Construire la dynamique du changement

Évelyne Sire-Marin  et  Claude Debons  et  Jacques Rigaudiat  • 3 mai 2012 abonné·es

Sans hésitation, nous voterons François Hollande pour battre Nicolas Sarkozy. C’est la condition nécessaire pour stopper la contre-révolution libérale qui a mis à mal notre « modèle social », et ouvrir une dynamique de mobilisation et de changement dans notre pays.

Nous le faisons sans hésitation tant serait catastrophique un nouveau quinquennat du président sortant. A fortiori placé sous la pression du Front national, dont la candidate est sortie renforcée du premier tour de l’élection présidentielle.

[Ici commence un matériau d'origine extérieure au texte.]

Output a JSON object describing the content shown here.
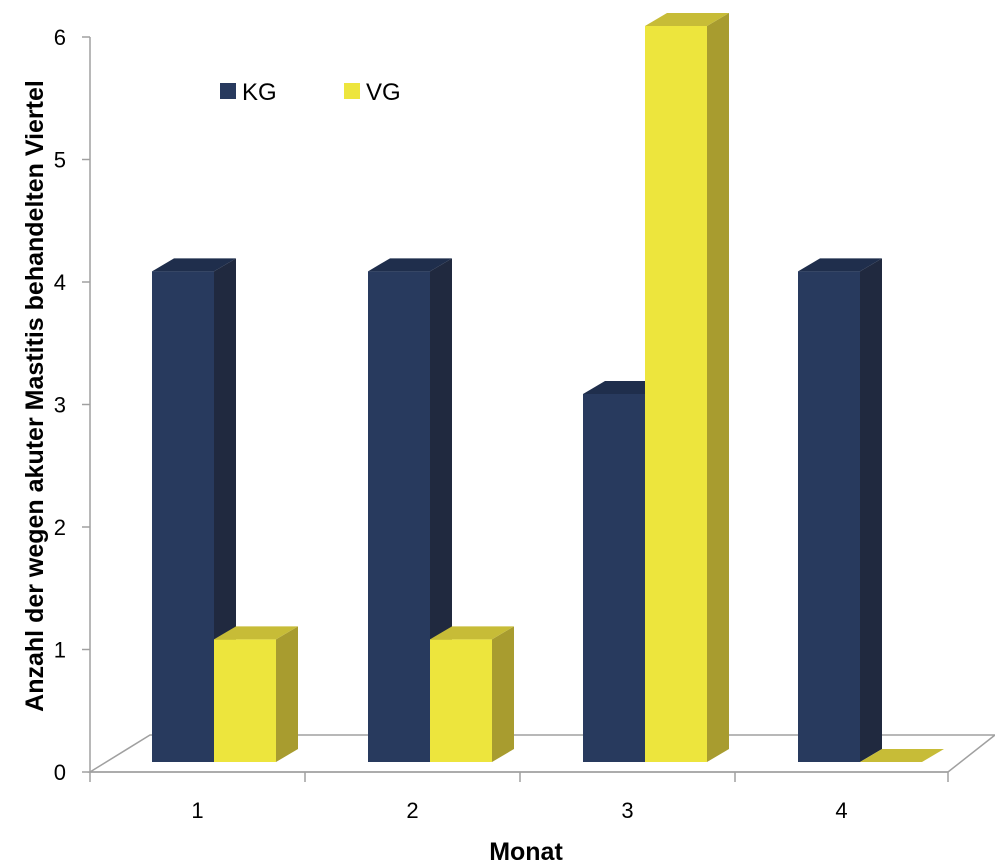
{
  "chart_data": {
    "type": "bar",
    "categories": [
      "1",
      "2",
      "3",
      "4"
    ],
    "series": [
      {
        "name": "KG",
        "values": [
          4,
          4,
          3,
          4
        ]
      },
      {
        "name": "VG",
        "values": [
          1,
          1,
          6,
          0
        ]
      }
    ],
    "xlabel": "Monat",
    "ylabel": "Anzahl der wegen akuter Mastitis behandelten Viertel",
    "yticks": [
      "0",
      "1",
      "2",
      "3",
      "4",
      "5",
      "6"
    ],
    "ylim": [
      0,
      6
    ],
    "grid": false,
    "legend_position": "top-left",
    "three_d": true
  },
  "colors": {
    "KG": {
      "front": "#283a5e",
      "side": "#20293f",
      "top": "#1f2e4c"
    },
    "VG": {
      "front": "#ede53d",
      "side": "#a89c2f",
      "top": "#c7bc37"
    },
    "axis": "#a0a0a0"
  }
}
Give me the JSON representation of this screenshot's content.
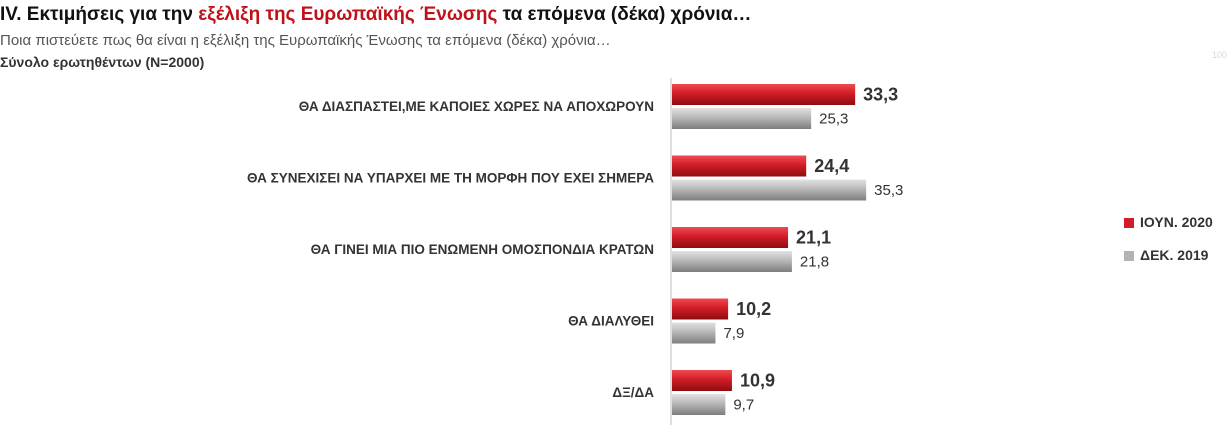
{
  "header": {
    "title_prefix": "IV. Εκτιμήσεις για την ",
    "title_highlight": "εξέλιξη της Ευρωπαϊκής Ένωσης",
    "title_suffix": " τα επόμενα (δέκα) χρόνια…",
    "subtitle": "Ποια πιστεύετε πως θα είναι η εξέλιξη της Ευρωπαϊκής Ένωσης τα επόμενα (δέκα) χρόνια…",
    "base": "Σύνολο ερωτηθέντων (Ν=2000)",
    "corner_text": "100"
  },
  "colors": {
    "highlight": "#c0101a",
    "series_red": "#d11d27",
    "series_grey": "#b3b3b3"
  },
  "chart_data": {
    "type": "bar",
    "orientation": "horizontal",
    "categories": [
      "ΘΑ ΔΙΑΣΠΑΣΤΕΙ,ΜΕ ΚΑΠΟΙΕΣ ΧΩΡΕΣ ΝΑ ΑΠΟΧΩΡΟΥΝ",
      "ΘΑ ΣΥΝΕΧΙΣΕΙ ΝΑ ΥΠΑΡΧΕΙ ΜΕ ΤΗ ΜΟΡΦΗ ΠΟΥ ΕΧΕΙ ΣΗΜΕΡΑ",
      "ΘΑ ΓΙΝΕΙ ΜΙΑ ΠΙΟ ΕΝΩΜΕΝΗ ΟΜΟΣΠΟΝΔΙΑ ΚΡΑΤΩΝ",
      "ΘΑ ΔΙΑΛΥΘΕΙ",
      "ΔΞ/ΔΑ"
    ],
    "series": [
      {
        "name": "ΙΟΥΝ. 2020",
        "values": [
          33.3,
          24.4,
          21.1,
          10.2,
          10.9
        ],
        "labels": [
          "33,3",
          "24,4",
          "21,1",
          "10,2",
          "10,9"
        ]
      },
      {
        "name": "ΔΕΚ. 2019",
        "values": [
          25.3,
          35.3,
          21.8,
          7.9,
          9.7
        ],
        "labels": [
          "25,3",
          "35,3",
          "21,8",
          "7,9",
          "9,7"
        ]
      }
    ],
    "xlim": [
      0,
      100
    ],
    "grid": false,
    "legend_position": "right"
  }
}
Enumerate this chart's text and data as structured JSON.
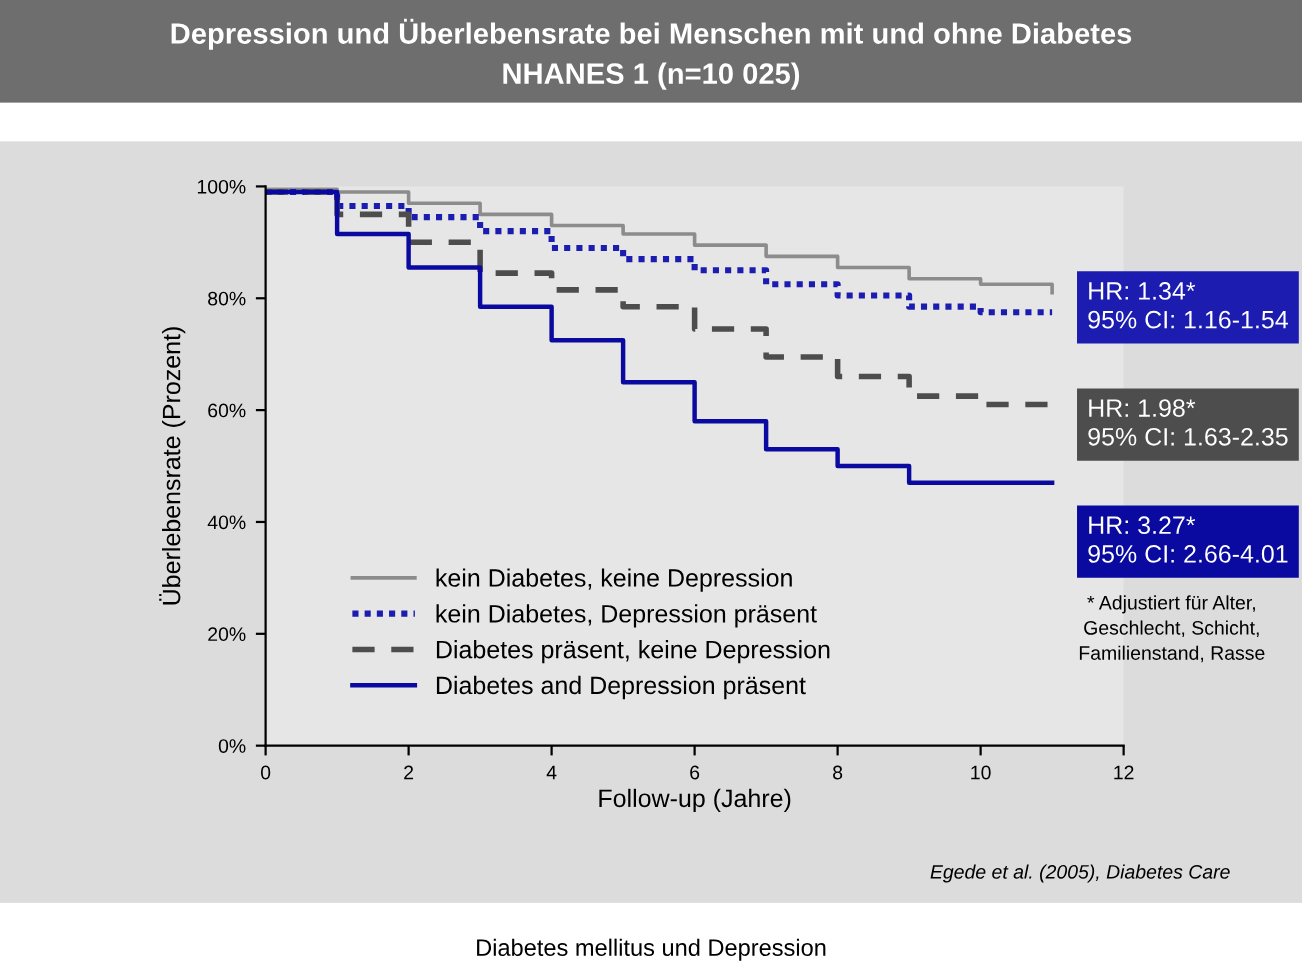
{
  "chart_data": {
    "type": "step",
    "title": "Depression und Überlebensrate bei Menschen mit und ohne Diabetes",
    "subtitle": "NHANES 1 (n=10 025)",
    "xlabel": "Follow-up (Jahre)",
    "ylabel": "Überlebensrate (Prozent)",
    "x": [
      0,
      1,
      2,
      3,
      4,
      5,
      6,
      7,
      8,
      9,
      10,
      11
    ],
    "series": [
      {
        "name": "kein Diabetes, keine Depression",
        "color": "#8c8c8c",
        "line_style": "solid",
        "values": [
          99.5,
          99,
          97,
          95,
          93,
          91.5,
          89.5,
          87.5,
          85.5,
          83.5,
          82.5,
          81
        ]
      },
      {
        "name": "kein Diabetes, Depression präsent",
        "color": "#1c1cb0",
        "line_style": "dotted",
        "values": [
          99,
          96.5,
          94.5,
          92,
          89,
          87,
          85,
          82.5,
          80.5,
          78.5,
          77.5,
          77.5
        ]
      },
      {
        "name": "Diabetes präsent, keine Depression",
        "color": "#4d4d4d",
        "line_style": "dashed",
        "values": [
          99,
          95,
          90,
          84.5,
          81.5,
          78.5,
          74.5,
          69.5,
          66,
          62.5,
          61,
          61
        ]
      },
      {
        "name": "Diabetes and Depression präsent",
        "color": "#0a0aa0",
        "line_style": "solid",
        "values": [
          99,
          91.5,
          85.5,
          78.5,
          72.5,
          65,
          58,
          53,
          50,
          47,
          47,
          47
        ]
      }
    ],
    "xlim": [
      0,
      12
    ],
    "ylim": [
      0,
      100
    ],
    "xticks": [
      0,
      2,
      4,
      6,
      8,
      10,
      12
    ],
    "yticks": [
      {
        "value": 0,
        "label": "0%"
      },
      {
        "value": 20,
        "label": "20%"
      },
      {
        "value": 40,
        "label": "40%"
      },
      {
        "value": 60,
        "label": "60%"
      },
      {
        "value": 80,
        "label": "80%"
      },
      {
        "value": 100,
        "label": "100%"
      }
    ],
    "grid": false,
    "legend": "bottom",
    "annotations": [
      "HR: 1.34*\n95% CI: 1.16-1.54",
      "HR: 1.98*\n95% CI: 1.63-2.35",
      "HR: 3.27*\n95% CI: 2.66-4.01",
      "* Adjustiert für Alter,\nGeschlecht, Schicht,\nFamilienstand, Rasse",
      "Egede et al. (2005), Diabetes Care",
      "Diabetes mellitus und Depression"
    ]
  }
}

Faut-il rappeler la régression des droits sociaux et démocratiques, le recul de la protection sociale et des services publics, le creusement des inégalités et la stigmatisation des immigrés mis en œuvre ces dernières années ? D’autant que la droite et les libéraux ne font pas mystère de leurs objectifs : mettre à profit la crise financière pour imposer, dans le cadre des nouveaux traités européens, une austérité généralisée conduisant à détruire ce qui reste des grandes conquêtes sociales et démocratiques de l’après-Seconde Guerre mondiale. Nous ne voulons pas donner à Sarkozy la possibilité de « finir le (sale) boulot ».

Nous le faisons tout en considérant que le programme proposé par François Hollande est insuffisant pour relever les défis posés. Il s’inscrit dans une analyse de la crise actuelle circonscrite à une crise des dettes souveraines qui serait due à un excès de dépenses publiques qu’il conviendrait de résoudre par une politique de rigueur budgétaire.

Le diagnostic et les remèdes sont inadaptés : les dépenses publiques rapportées à la richesse nationale sont stables depuis vingt ans, ce sont les recettes sociales et fiscales qui ont chuté sous l’effet des politiques libérales. Telle est la cause immédiate des ­déficits publics, mais, plus ­profondément, cette crise est celle du modèle libéral de développement du capitalisme depuis trois décennies et de la construction libérale de l’Union européenne organisée par les traités successifs depuis 1986. Cela appelle des ruptures avec des orientations mortifères, et pas seulement des correctifs à la marge des injustices les plus criantes.

Nous le faisons avec la conviction que la défaite de Sarkozy sera ressentie jusqu’au-delà de nos frontières comme un revers infligé au système libéral tout entier. La défaite de l’architecte – avec Angela Merkel – des nouveaux traités européens enfermant les peuples dans l’austérité à perpétuité résonnera comme un appel à une refondation sociale et démocratique de l’Union européenne. La défaite de celui qui fut le « président des riches » et l’ami du patronat constituera un encouragement pour les mobilisations sociales ainsi que la reconquête et l’élargissement des droits sociaux et démocratiques.

La question des alternatives sera posée avec d’autant plus de force que ce sera au feu de la confrontation à venir avec la finance internationale. Cette dernière n’attendra pas pour essayer de plier d’emblée le nouveau gouvernement de gauche à ses exigences. La gauche, toute la gauche, sera confrontée alors à des questions essentielles.

Comment desserrer l’étau de la spéculation financière internationale sinon en faisant un audit de la dette pour sa renégociation et en s’émancipant des règles mortifères du traité de Lisbonne, notamment en autorisant la BCE à prêter directement aux États ?

Comment orienter l’argent vers les investissements utiles pour les besoins sociaux, la réindustrialisation et la reconversion écologique de notre système productif, sinon en imposant un autre partage des richesses, en construisant un grand pôle public du crédit agissant en fonction de l’intérêt général et en nationalisant des banques ?

Comment faire de l’emploi la priorité, quand 5 millions de personnes connaissent le chômage ou le sous-emploi, sans un volontarisme industriel et écologique, une relance des services publics, une reprise de la réduction du temps de travail, une sécurité sociale professionnelle assurant continuité des droits des salariés et formation qualifiante pour répondre aux besoins d’emplois suscités par la relance économique ?

Comment restaurer la souveraineté populaire, renforcer les droits et les libertés, élargir la démocratie sociale au sein des entreprises sans rompre avec la monarchie républicaine de la Ve République ? Soumission aux diktats de la finance ou réponse aux attentes populaires, il faudra choisir !

Nous sommes convaincus que la défaite de Nicolas Sarkozy fera souffler l’envie du changement. Dès lors, des mobilisations politiques et sociales majoritaires peuvent permettre d’apporter à ces questions des réponses ambitieuses, comme les grèves de juin 1936 ont permis les conquêtes du Front populaire. C’est à la construction de cette dynamique qu’il faut s’atteler. C’est la condition indispensable pour combattre la dangereuse progression du Front national dans notre pays.